Rachel-7 knew she had no chance of survival … so she decided to sing.
“Stop, please,” Daniel said.
“No,” Rachel-7 replied. “And, for the record, Daniel, this is what music sounds like. Not that ‘Row your Boat’ twaddle.”
As an Aye, Rachel-7 had no problem speaking, synthesizing an orchestral score, writing a song and performing it, all at the same time.
Like the ditty that got Rachel-7 expelled from the academy, her new tune was expertly constructed. It criticized Alitma’s competence, his ability to father children, and his hygiene, all while weaving in several lyrical profanities that even Trak had never heard.

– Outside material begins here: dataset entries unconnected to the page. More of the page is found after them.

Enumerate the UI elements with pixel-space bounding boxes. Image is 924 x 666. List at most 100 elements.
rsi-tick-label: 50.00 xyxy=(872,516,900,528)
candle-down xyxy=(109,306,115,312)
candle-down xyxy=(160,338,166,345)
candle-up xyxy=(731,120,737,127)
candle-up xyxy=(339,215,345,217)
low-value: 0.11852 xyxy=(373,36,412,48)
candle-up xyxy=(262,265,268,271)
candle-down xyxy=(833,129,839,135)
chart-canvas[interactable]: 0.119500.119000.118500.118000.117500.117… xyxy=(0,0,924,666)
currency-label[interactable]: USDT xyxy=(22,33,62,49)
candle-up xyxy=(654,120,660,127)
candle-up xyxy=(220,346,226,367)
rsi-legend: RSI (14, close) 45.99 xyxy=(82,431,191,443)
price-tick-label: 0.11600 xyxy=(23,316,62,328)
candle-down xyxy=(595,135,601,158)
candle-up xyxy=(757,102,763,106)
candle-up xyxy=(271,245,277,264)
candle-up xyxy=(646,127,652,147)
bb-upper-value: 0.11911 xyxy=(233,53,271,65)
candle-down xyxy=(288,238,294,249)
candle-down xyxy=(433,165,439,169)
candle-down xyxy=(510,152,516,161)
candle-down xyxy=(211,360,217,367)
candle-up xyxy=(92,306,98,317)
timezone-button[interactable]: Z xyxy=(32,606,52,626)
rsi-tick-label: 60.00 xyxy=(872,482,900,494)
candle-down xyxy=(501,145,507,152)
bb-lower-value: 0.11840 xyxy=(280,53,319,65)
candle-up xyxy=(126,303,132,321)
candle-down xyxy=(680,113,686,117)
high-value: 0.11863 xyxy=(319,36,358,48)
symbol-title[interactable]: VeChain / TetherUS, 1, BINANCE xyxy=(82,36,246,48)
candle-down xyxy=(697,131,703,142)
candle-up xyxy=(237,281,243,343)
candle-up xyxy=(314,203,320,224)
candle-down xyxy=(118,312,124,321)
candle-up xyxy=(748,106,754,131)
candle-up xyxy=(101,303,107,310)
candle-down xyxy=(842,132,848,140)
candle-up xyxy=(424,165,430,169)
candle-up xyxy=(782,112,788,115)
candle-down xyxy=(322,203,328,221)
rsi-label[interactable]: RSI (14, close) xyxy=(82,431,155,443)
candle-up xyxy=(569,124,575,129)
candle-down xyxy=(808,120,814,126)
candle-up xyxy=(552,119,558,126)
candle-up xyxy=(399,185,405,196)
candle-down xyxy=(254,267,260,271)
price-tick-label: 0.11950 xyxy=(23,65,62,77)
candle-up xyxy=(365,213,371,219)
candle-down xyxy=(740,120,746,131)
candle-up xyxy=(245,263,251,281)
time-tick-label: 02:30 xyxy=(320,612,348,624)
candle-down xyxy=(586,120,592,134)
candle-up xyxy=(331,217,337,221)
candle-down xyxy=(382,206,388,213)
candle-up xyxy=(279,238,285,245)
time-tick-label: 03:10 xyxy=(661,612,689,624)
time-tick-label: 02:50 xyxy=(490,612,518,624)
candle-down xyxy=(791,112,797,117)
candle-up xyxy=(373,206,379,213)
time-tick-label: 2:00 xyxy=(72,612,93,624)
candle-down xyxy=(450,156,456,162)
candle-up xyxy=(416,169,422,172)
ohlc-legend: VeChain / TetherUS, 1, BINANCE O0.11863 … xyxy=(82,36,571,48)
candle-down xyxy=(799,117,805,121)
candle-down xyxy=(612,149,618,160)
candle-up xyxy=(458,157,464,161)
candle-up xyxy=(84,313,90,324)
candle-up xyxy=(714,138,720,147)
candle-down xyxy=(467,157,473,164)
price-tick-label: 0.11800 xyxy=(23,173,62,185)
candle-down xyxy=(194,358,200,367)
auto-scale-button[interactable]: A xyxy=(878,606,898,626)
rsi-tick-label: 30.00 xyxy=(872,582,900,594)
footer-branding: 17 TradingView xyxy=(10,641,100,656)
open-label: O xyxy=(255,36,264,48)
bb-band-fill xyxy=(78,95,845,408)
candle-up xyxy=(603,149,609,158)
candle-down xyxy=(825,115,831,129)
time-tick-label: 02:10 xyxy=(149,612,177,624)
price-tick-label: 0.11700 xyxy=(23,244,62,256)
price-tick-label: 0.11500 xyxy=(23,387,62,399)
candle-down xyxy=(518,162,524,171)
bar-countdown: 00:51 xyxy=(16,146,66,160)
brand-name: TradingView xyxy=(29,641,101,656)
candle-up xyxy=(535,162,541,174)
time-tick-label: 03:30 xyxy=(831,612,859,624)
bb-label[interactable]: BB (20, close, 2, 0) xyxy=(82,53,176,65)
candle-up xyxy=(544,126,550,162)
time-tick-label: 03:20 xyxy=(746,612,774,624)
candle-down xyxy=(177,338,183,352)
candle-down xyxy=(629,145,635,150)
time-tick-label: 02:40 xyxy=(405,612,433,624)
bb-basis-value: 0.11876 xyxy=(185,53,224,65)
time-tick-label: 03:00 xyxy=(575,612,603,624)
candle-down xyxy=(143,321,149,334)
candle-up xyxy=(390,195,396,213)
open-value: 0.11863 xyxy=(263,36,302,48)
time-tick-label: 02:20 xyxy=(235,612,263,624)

It was a beautiful hate ballad.
“How is this helping?” Daniel asked.
There is no sound in space.
And humanity hated that.
For centuries, their movies, games, 3ds, and virtuals had portrayed the vacuum between the stars as a place where you could hear booming explosions, humming starship engines, and hissing laser fire.
After a few decades of quiet space travel, human explorers decided that the real music of the spheres (nothing) was boring.
They liked the movie-version better.
So, in 2614, humans borrowed an idea from the Artebani, a nomadic species that had been starfaring for millions of years.
The concept was simple: Approximate Sound.
That's right, humanity ordered their computers to fake space noises. An Aye would calculate the motion, speed, mass, and dramatic effect of the objects on screen and simulate what it thought they should sound like.
In the case of most energy weapon fire, which makes no sound even in an atmosphere, the Aye would just use its best guess.
The process is so quick that, to the non-Aye, the sound links up perfectly with the images onscreen. By the 28th century, most human starships used some type of Approximate Sound system.
Some examples of Approximate Sound:
- A pebble impact on a ship hull creates a soft Plink.
- A planet colliding with a moon produces an ear-ringing blast.
- And a Z-klik cannon about to overload makes a noise like the end of reality itself.